How much work did they do for it? Congress was in session just 126 days this year. They worked just two days in the month of August.

Congressional members average $3,346 per week, and their compensation including benefits totals around $285,000 per year. Unlike state and local government employees, who generally must contribute around 6 percent of their pay to defined benefit pensions, Members of Congress contribute only 1.3 percent of their salaries.

Members of Congress receive contributions toward retirement benefits equal to around 47 percent of their annual salaries, or about $82,000.

The number of laws passed by Congress last year was fewer than at any point since 1947.

Again, the current 2013 Congressional calendar consists of only 126 days. This left members of Congress with 239 “vacation days” to… perhaps… tour our great nation? Or mull over the idea of running for even higher office, or maybe visit a natural disaster or two to get some camera time. We know they weren’t visiting national parks because they closed them down.

Politicians like to say we should increase the retirement age to 70, as people are living longer.
If they actually worked, they might realize 66 is sufficient for most of the work force, as our legislative body works on average 2.3 days per week.

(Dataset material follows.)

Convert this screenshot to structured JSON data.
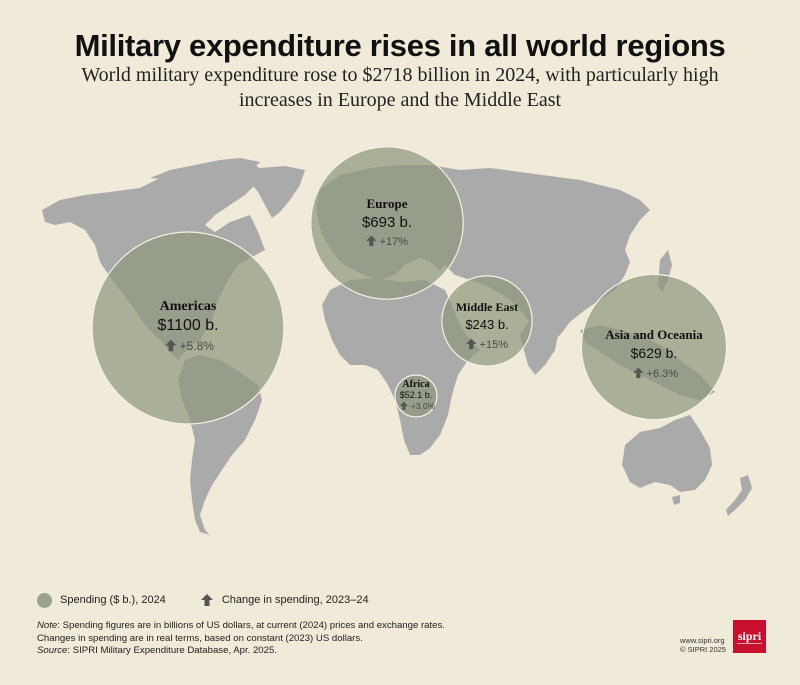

The “average” federal employee salary is $78,500. The median household income for most in the United States today is $50,875.

Federal workers receive health insurance, retirement health benefits, a pension plan with inflation protection, and a retirement savings plan with a government match. They typically receive generous holiday and vacation schedules, flexible work hours, training options, incentive awards, generous disability benefits, and union protections.

Taxpayers could save $39 million a year if members of Congress decreased their salary to $100,000 per year (still nearly twice as large as the average American worker’s salary of $50,875).

Our legislative leaders say they feel our pain; so exactly what is this “shared sacrifice” the people keep hearing about?